RH9 all patches current
iptables set to deny all direct traffic out except to a select few
squid with acls to allow only http(s)/ftp, more acls to allow access to msn/yahoo.

Problem:

Some users have installed hopster and are able to connect to messenger servers even if they are not listed under the "chat access" acls.

Here is some information on what hopster does.

I have tried in vain to block traffic using iptables. I tried INPUT filter on traffic coming in from port 1863 (for example), under the assumption that the messenger server has to reply to hopster requests. I have tried blocking FORWARDs again, based on source port 1863 on the external interface.

My last resort (administrative) is to invoke the rule that no unauthorized software be installed on the systems.

Does anyone have ideas on how I can block hopster (and other similar socks based tunneling applications) from tunnelling out.
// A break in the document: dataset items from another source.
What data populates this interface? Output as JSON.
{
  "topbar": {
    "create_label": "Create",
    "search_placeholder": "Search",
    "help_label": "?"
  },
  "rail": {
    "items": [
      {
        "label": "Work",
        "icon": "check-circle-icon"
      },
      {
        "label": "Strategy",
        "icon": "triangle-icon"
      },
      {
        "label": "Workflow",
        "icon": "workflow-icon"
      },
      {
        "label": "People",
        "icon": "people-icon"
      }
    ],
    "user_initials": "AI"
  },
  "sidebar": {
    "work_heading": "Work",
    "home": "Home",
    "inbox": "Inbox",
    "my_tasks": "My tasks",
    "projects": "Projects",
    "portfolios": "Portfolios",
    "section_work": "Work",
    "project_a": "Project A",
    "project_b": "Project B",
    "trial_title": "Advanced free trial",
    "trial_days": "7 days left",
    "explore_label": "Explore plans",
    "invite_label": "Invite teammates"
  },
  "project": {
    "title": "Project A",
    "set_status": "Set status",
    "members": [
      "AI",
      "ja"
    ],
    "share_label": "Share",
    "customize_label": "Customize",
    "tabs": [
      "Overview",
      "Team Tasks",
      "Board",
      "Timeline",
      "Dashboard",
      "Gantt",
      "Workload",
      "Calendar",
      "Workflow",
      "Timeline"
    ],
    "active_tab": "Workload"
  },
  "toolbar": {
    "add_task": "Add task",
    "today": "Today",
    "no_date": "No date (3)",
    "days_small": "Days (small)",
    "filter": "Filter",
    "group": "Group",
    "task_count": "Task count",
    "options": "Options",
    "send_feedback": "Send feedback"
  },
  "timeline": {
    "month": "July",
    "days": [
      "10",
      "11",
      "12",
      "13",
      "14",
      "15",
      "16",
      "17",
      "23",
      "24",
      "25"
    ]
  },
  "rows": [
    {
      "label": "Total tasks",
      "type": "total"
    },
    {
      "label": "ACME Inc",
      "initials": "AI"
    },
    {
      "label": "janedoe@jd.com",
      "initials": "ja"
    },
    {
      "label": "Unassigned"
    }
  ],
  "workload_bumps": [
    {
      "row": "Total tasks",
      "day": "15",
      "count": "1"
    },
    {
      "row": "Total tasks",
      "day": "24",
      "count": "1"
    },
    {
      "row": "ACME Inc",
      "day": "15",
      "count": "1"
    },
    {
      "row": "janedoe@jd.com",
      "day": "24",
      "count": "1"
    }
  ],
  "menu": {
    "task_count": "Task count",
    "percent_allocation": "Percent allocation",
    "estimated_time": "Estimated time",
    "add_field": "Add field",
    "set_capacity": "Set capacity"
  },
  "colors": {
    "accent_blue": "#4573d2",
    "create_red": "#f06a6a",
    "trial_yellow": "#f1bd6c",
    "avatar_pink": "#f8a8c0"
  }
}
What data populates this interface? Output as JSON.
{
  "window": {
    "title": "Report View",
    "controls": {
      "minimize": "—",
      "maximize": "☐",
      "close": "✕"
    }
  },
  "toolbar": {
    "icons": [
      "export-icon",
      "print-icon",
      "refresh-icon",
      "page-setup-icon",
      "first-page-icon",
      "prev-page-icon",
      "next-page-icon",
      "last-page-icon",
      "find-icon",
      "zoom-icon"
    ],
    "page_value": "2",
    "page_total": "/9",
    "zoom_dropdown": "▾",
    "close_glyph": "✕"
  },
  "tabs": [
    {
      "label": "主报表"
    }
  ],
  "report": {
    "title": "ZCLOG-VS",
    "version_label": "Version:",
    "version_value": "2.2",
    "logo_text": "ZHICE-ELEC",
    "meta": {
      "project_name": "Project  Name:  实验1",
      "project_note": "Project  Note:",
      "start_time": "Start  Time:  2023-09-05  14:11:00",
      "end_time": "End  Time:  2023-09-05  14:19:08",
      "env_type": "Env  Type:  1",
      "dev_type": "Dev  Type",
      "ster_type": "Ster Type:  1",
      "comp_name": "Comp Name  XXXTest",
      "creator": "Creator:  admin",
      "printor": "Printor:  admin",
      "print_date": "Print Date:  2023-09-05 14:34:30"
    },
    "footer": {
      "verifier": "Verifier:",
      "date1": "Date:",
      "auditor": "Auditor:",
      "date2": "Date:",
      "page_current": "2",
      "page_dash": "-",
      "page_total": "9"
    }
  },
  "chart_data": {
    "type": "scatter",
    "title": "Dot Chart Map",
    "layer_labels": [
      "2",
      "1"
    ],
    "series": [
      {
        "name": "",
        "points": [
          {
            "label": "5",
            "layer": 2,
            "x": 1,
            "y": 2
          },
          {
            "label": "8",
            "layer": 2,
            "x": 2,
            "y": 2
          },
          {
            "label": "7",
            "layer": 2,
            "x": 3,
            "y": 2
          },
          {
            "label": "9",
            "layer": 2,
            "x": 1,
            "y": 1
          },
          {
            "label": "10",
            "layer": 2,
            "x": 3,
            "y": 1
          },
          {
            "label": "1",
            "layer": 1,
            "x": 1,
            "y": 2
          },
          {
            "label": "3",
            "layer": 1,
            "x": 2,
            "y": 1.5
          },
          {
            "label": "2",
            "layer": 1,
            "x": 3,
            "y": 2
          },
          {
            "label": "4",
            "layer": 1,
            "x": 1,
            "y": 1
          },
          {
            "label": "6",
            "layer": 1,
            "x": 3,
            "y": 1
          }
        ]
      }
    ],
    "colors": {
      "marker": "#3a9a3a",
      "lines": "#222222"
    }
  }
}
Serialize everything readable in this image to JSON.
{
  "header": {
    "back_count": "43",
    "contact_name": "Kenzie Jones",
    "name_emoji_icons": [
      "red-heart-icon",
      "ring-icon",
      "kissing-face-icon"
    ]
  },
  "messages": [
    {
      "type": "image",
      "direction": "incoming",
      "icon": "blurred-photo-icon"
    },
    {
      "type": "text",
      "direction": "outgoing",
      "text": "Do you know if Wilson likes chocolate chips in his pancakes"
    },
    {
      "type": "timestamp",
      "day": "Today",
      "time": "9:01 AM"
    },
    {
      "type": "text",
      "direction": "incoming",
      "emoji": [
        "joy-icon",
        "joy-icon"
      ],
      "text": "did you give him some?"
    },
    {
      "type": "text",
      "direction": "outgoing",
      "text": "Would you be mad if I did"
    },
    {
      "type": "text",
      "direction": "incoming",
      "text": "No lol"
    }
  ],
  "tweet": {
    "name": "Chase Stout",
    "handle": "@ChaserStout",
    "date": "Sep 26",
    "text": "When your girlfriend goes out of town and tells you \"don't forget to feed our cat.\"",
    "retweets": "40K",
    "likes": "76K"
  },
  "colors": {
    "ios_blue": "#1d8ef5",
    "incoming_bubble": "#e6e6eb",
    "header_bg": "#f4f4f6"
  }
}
Have you tried the following:
- Blocking access to the Hopster servers
- Adding a username/password authentication to your proxy
- Publishing traffic reports based on source/destination

People are less likely to skirt company policy when the have to put their name next to where they go...

I have tried blocking the hopster servers, even banned the word hopster. That only benefits the users in that they do not get the hopster advertisements :P.

Access to squid proxy is restricted based on MAC address. We also know the users who are using this software. And our corporate policy does allow us remove such software from the user systems.

I just want a way to block such traffic, that is, if it is possible ... I believe it is, trying to figure out how.

Check your squid logs for requests from the Hopster users, then block the outside SOCKS servers. Overtime you can eliminate all of the outside Hopster servers that the client connects to.

Stickman, the proxy logs (we use sawmill) come up with nought. Hopster does not use any external servers. It initiates a HTTP request with the gateway proxy server. once a connection is established, it tunnels all requests as HTTP requests. Poor proxyserver will assume it is valid http traffic and allows it to pass into the external world.

Check this page - towards the end you will find some explanation about what hopster does.
http://www.hackingspirits.com/eth-ha...s-fw-sock.html

I thought that although hopster fools the proxyserver by making it believe that the traffic is just HTTP, the return traffic from the chat servers can be filtered / blocked. I have not had much success with this ... although I am still pursuing this idea.

Yes, Hopster does tunnel the traffic to look like a regular HTTP request, but it sends it to a SOCKS server (Step 3 on the info page you recommend). Block those servers.

Thanks for bringing that to my notice stickman (thanks for helping me tunnel through my "assumption" filters ). I was under the impression that this Socks Proxy Server is the client itself ... Will sniff that external socks server first thing tomorrow morning.

Update:-
Managed to block hopster traffic. Hopster first connects to an external server using https. I have been able to detect just one IP. I am not sure whether hopster uses just a single external server. Keeping a watch for IPs of other external partners of hopster. I am not sure whether.

Well we have been able to squash this problem both administratively and technically. Other similar software found in use is proxycap.

So...... Have you block hopster ????